Sermons

Summary: Fourth in a series of messages on the life of David. This message deals with how we live together in a community of faith.

This week, I’d like to begin by sharing a couple of poems that I found this week. But there’s a twist. For now, I’m going to leave out the last verse of each poem and come back to them a little later on.

The Perfect Church

If you could find the perfect church

Without one fault or smear

For goodness sake, don’t join that church You’d spoil the atmosphere.

Author Unknown

The Perfect Church

I think that I shall never see

A Church that’s all it ought to be;

A Church that has no empty pews,

Whose Pastor never has the blues;

A Church whose Deacons always Deke

And none is proud but all are meek;

Where gossips never peddle lies

Or make complaints or criticize;

Where all are always sweet and kind

And all to other’s faults are blind.

Such perfect churches there may be,

But none of them are known to me.

Author Unknown

It seems that many people spend a lot of time trying to find the perfect church. In fact, I read this week about a church who thought that they had even come up with the perfect design.

A rich man went to his pastor and said, "I want you and your wife to take a three month trip to Hawaii at my expense. When you come back, I’ll have a surprise for you". The pastor accepted the offer and he and his wife went off to hang out on the beach in Kauai.

Three months later they returned home and were met by the wealthy parishioner, who told them while they were gone, he had had a new church built. "It’s the finest building money can buy, pastor," said the man, "No expense was spared." And he was right. It was a magnificent edifice both outside and in.

But there was one striking difference. There was only one pew and it was at the very back. "A church with only one pew?" asked the pastor.

"You just wait until Sunday." said the rich man.

When the time came for the Sunday service, the early arrivals entered the church, filed onto the one pew and sat down. When the pew was full, a switch clicked silently, a circuit closed, the gears meshed, a belt moved and, automatically, the rear pew began to move forward. When it reached the front of the church it came to a stop. At the same time, another empty pew came up from below at the back and more people sat down. And so it continued, pews filling and moving forwards until finally the church was full, from front to back.

"Wonderful!" said the pastor, "Marvelous!"

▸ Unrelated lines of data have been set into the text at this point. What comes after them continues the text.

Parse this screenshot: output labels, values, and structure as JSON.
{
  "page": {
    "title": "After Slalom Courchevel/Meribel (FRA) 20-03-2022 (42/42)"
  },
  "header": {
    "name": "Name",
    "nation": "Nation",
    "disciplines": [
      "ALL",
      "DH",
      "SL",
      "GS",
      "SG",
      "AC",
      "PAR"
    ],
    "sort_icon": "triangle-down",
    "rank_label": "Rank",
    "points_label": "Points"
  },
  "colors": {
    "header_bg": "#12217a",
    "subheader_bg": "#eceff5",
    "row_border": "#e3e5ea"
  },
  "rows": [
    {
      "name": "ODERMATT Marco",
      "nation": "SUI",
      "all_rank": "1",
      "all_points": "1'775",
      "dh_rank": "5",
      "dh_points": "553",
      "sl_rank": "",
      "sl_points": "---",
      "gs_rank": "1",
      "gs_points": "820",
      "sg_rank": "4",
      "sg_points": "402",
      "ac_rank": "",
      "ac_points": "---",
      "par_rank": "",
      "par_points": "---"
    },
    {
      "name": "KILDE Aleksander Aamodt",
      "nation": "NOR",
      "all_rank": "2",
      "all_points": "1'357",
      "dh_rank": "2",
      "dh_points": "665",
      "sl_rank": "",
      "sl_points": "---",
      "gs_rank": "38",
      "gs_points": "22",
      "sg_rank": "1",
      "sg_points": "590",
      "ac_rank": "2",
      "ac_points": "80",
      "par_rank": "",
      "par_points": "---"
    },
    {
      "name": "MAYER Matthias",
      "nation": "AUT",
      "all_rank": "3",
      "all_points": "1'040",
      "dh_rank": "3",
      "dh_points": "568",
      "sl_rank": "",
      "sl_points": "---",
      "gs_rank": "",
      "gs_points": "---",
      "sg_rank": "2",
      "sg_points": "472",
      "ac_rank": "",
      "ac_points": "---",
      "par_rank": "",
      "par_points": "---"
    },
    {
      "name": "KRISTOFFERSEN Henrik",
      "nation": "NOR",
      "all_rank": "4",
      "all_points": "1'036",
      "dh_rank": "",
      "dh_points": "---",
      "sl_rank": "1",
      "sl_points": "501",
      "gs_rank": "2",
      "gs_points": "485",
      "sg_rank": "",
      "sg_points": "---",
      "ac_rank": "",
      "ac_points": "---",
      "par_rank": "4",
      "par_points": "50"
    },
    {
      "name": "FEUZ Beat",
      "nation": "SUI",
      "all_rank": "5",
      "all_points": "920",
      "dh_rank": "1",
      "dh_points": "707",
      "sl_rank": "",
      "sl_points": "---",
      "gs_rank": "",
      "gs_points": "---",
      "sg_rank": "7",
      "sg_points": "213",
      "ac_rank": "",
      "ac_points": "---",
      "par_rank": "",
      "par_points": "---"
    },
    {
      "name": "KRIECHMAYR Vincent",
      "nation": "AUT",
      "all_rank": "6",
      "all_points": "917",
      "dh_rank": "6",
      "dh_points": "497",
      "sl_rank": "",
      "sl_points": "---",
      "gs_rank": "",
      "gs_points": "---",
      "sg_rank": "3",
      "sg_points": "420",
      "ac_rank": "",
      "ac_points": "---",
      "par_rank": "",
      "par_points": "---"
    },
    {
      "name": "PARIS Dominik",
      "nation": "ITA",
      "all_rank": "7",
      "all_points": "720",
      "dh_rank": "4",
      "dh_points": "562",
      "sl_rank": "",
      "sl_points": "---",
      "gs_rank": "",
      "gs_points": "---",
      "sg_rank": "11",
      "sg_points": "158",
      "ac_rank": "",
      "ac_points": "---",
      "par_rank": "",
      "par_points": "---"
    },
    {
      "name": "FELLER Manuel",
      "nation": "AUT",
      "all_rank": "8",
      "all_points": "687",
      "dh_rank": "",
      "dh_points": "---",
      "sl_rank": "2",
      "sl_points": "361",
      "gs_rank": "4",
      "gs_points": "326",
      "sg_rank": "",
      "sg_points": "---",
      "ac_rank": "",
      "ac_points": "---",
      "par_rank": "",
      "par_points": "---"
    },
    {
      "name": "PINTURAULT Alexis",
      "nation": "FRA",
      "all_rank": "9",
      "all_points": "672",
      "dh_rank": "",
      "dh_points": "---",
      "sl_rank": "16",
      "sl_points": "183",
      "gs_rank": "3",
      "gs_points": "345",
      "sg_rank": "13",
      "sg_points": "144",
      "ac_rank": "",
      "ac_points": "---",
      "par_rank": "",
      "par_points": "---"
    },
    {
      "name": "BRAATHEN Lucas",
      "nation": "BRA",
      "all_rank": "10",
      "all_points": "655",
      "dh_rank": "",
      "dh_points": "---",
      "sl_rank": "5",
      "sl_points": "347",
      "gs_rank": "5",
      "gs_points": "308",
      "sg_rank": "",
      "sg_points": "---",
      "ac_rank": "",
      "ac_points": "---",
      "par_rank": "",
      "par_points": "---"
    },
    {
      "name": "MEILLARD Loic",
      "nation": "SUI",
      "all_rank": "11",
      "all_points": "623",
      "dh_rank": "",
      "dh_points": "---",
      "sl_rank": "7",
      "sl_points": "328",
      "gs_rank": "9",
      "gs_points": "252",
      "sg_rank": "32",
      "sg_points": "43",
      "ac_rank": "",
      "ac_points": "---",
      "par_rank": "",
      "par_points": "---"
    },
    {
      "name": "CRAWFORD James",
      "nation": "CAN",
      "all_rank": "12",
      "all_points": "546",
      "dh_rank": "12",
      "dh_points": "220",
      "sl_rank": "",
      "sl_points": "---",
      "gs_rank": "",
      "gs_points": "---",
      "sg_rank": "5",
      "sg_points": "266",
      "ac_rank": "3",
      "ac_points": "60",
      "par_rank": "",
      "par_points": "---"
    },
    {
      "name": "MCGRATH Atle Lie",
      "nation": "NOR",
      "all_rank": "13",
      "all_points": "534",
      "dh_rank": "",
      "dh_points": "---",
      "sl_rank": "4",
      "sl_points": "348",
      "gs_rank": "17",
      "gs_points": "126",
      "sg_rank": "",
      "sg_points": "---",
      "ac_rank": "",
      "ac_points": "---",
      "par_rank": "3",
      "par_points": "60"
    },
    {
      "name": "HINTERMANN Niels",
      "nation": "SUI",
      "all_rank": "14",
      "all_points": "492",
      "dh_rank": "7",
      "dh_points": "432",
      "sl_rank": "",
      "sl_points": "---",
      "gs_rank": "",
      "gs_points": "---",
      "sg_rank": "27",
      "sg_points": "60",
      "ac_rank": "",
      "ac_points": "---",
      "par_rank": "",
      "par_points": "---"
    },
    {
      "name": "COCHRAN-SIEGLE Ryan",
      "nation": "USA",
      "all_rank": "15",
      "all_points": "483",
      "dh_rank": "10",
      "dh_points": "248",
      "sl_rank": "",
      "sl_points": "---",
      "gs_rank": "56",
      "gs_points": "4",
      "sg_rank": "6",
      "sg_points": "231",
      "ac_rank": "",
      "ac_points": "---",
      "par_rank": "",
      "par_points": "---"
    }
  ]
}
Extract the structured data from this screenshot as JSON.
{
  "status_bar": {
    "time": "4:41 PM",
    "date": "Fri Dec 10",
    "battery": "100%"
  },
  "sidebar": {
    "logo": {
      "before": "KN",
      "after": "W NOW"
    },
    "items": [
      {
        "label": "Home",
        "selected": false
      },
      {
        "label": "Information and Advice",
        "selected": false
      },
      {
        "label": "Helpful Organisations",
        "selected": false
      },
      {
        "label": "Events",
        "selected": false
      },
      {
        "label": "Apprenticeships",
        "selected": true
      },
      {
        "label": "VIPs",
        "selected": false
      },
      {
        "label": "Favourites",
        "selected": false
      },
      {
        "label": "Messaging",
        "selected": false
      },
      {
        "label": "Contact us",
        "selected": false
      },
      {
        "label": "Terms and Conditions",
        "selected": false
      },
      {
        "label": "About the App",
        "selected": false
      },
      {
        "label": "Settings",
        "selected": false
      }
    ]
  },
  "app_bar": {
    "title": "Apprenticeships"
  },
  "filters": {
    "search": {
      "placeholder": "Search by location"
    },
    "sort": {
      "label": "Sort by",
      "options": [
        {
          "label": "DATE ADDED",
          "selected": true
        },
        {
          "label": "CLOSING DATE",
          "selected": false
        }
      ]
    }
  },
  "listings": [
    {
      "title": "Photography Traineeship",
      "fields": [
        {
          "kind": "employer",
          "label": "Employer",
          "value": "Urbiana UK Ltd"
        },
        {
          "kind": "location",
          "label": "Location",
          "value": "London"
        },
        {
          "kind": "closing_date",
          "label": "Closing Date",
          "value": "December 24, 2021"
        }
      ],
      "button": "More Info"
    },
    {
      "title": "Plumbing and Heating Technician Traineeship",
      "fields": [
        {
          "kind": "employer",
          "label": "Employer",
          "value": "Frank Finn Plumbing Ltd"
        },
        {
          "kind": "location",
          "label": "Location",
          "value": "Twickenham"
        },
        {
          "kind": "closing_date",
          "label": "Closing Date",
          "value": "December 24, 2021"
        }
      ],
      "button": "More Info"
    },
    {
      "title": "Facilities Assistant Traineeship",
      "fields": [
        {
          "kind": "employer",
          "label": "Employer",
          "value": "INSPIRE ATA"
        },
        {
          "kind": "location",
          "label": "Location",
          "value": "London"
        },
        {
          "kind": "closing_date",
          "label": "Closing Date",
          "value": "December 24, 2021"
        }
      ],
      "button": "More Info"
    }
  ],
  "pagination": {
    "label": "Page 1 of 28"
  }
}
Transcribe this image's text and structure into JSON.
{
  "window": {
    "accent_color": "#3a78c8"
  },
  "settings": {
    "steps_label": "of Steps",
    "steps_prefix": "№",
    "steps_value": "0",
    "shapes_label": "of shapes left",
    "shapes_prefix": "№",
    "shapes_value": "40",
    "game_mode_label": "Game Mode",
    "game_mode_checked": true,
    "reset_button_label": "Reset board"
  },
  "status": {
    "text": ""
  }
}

The service began, and the pastor started to preach his sermon. He launched into his text and, when 12 o’clock came, he was still going strong with no end in sight. Suddenly a bell rang and a trap door in the floor behind the pulpit dropped open.

"Wonderful!" said the congregation, "Marvelous!"

Even though I think most people intuitively know that there is no such thing as a perfect church, that doesn’t seem to keep people from trying to find one. And so in our culture today, that had led to two trends that are relatively recent phenomena:

• Church hoppers

Some people, in their quest to find the perfect church, go from church to church. Sometimes they’ll settle down in one place for a while, but it isn’t long until they realize the church isn’t perfect and they move on. Maybe, the type of music doesn’t suit their tastes. Maybe the pastor preaches too long, or heaven forbid, he even has the audacity to preach about some sin that they need to deal with in their lives. Or maybe someone sits in their favorite seat or offends them in some way. Most of the time, it’s not theology or doctrine that causes these people to jump from church to church. It’s the fact that they have to deal with other sinners.

Eugene Peterson hits the nail on the head when he writes:

…when we get serious about the Christian life we eventually end up in a place and among a people undecidedly uncongenial to what we had expected. That place and people is often called a church. It’s hard to get over the disappointment that God, having made an exception in my case, doesn’t call nice people to repentance.

[from Leap over a Wall]

• “Lone Ranger” Christians

The other response, which I seem to see more and more, is that people become what I call “Lone Ranger” Christians. They figure that they can just be a Christian on their own. They don’t need a church. Some of them will sit at home on Sunday morning and watch their favorite TV preacher. But go to a local church where they have to interact with all those sinners – no way!